Updated on July 09, 2022

Comments

  • cutiko
    cutiko almost 2 years

    I'm looking for a small C library to handle utf8 strings.

    Specifically, splitting based on unicode delimiters for use with stemming algorithms.

    Related posts have suggested:

    ICU http://www.icu-project.org/ (I found it too bulky for my purposes on embedded devices)

    UTF8-CPP: http://utfcpp.sourceforge.net/ (Excellent, but C++ not C)
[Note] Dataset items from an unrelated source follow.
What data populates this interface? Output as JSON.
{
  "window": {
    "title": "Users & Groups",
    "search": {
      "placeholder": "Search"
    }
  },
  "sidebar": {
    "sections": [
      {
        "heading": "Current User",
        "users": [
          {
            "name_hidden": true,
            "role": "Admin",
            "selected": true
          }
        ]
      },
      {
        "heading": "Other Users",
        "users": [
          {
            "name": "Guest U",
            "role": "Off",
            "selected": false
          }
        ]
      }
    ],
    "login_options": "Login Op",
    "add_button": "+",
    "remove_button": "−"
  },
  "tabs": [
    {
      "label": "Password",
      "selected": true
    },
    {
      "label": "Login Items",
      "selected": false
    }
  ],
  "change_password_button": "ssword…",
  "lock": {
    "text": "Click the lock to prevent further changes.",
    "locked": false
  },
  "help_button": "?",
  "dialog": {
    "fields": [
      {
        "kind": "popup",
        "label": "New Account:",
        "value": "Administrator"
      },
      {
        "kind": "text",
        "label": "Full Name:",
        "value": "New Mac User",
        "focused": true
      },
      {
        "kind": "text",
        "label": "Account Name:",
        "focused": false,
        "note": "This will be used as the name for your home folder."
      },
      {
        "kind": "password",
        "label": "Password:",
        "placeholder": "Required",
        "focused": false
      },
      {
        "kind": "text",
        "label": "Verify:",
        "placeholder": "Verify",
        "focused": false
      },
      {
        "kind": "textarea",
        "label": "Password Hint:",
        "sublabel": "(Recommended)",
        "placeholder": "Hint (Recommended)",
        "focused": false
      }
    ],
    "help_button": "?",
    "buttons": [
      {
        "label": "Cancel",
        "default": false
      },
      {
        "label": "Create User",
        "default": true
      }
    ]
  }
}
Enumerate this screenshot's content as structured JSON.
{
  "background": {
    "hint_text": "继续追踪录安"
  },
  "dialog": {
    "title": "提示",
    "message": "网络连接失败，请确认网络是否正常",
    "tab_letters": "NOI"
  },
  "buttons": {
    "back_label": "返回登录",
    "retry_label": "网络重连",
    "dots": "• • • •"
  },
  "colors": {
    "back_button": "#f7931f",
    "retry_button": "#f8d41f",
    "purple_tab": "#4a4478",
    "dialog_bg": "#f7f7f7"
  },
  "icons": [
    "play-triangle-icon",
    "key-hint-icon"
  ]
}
    Has anyone found any platform independent, small codebase libraries for handling unicode strings (doesn't need to do naturalisation).

    • barney
      barney almost 8 years
      utf8-cpp is great! ported smoothly to ios/android. header only libarary
  • cutiko
    cutiko over 15 years
    Very True, until now I had only needed to store/copy strings and was doing just that. But then I started needing to split/stem words for indexing so I wanted to make sure I was dealing with them properly.
  • Ethan
    Ethan over 12 years
    While they work, searching functions will probably not perform as well in the face of UTF-8 characters. For example, if a UTF-8 character can be determined to not match immediately (often possible if it's compared with an ASCII character), the entire UTF-8 character encoding, which can be multiple bytes, can be skipped. But you're right that some of C's functions will work fine with UTF-8 strings, which is one of the reasons that UTF-8 is popular.
  • Adrian Maire
    Adrian Maire almost 7 years
    Not crashing is not the same than working: something as simple as the string size does not work for UTF-8. UTF-8 is NOT designed especially for library compatibility.